Effectively, the collective military power of the tribe, combined with the fierce loyalties that existed within each clan, and the sharing of bloodguilt and the obligation of exacting revenge, provided each individual their own security from external threats. Essentially, the tribe was a unit or law upon itself, and it regarded every other tribe as an enemy, unless they had established alliances or treaties to protect one another from larger threats. In order to survive in this landscape, it was essential that one affiliated with a tribe.
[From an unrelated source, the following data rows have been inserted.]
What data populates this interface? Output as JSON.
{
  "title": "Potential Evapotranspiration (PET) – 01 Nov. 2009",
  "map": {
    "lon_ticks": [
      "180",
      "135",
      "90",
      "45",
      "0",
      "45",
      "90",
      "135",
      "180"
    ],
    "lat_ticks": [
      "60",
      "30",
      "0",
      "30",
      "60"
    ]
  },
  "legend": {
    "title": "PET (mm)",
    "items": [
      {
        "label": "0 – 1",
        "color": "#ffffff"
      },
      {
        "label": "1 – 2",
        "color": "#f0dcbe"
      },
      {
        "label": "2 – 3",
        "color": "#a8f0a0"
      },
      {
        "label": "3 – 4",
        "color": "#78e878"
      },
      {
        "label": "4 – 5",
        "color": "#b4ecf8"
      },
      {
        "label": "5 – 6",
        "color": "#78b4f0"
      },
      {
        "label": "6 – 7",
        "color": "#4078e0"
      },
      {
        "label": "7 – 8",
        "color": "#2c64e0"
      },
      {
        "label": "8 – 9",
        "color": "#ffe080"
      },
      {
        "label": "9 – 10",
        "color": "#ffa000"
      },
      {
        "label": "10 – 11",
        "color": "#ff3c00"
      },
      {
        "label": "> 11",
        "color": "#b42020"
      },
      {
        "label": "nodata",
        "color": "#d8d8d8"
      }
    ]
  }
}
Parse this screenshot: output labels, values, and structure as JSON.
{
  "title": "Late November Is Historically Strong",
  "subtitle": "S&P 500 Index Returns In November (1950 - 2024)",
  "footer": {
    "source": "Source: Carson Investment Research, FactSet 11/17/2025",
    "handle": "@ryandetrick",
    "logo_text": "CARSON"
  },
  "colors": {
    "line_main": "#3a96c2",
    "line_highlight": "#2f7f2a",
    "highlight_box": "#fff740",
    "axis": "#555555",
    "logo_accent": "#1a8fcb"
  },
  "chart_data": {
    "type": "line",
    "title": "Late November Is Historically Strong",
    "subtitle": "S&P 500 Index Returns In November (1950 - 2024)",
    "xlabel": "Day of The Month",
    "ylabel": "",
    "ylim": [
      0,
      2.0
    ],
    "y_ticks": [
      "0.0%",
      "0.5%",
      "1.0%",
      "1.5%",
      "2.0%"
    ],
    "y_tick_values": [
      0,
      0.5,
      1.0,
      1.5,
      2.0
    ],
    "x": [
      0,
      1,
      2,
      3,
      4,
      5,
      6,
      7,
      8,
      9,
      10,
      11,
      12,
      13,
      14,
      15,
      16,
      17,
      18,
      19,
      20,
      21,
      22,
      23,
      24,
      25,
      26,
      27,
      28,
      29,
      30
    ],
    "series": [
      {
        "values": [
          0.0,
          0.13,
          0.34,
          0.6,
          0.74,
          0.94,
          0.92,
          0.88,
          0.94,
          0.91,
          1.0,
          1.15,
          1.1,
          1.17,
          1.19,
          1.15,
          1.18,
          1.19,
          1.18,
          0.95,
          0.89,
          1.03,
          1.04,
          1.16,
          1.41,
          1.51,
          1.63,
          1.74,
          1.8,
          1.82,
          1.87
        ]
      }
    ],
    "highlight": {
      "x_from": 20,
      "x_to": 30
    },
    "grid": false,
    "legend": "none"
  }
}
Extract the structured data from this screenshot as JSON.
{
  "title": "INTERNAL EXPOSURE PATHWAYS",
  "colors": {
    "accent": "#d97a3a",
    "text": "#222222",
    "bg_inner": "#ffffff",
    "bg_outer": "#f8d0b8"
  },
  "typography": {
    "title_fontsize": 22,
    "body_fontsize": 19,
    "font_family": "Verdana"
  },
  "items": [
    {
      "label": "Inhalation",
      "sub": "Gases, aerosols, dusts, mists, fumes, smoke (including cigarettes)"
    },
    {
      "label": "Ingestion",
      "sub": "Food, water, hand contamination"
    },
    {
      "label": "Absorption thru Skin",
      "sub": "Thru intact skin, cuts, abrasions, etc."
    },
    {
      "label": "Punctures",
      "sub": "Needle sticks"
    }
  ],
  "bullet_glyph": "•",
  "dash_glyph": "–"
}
In other words, for those who fell outside the security of the tribe, he or she would be without protection and, therefore, vulnerable to any number of fates the human mind can imagine.

This is the culture Muhammad grew up within. It was a warrior culture and he was now a man, and would have to do his share of sword wielding, which meant performing executions when the situation so required. We will cover many of his astounding military successes in later chapters, but before we examine the bitterness of war, let’s keep my wife happy with a tale of romance, for love preceded war for the prophet.

First loves rarely end up being happily ever after, so I am told because I don’t watch or read anything slightly on the ‘chick flick’ side of the DVD aisle, and this was certainly the case for our star. Muhammad’s first love was the cousin he had spent most his childhood with. She was the daughter of his father’s brother, Abu Talib. Muhammad was now in his twenties, he had one or two camels of his own, which was on the modest side of middle class, and he steeled himself to ask his uncle for his daughter’s hand in marriage. But alas for Muhammad, Abu Talib had already promised her to a well-connected young man of the Beni Makhzum clan. The prophet was devastated. He had believed in his heart that his first cousin was the love of his life, but she was being betrothed to another because his rival suitor had more money, which left Muhammad with no honey. I’m so sorry!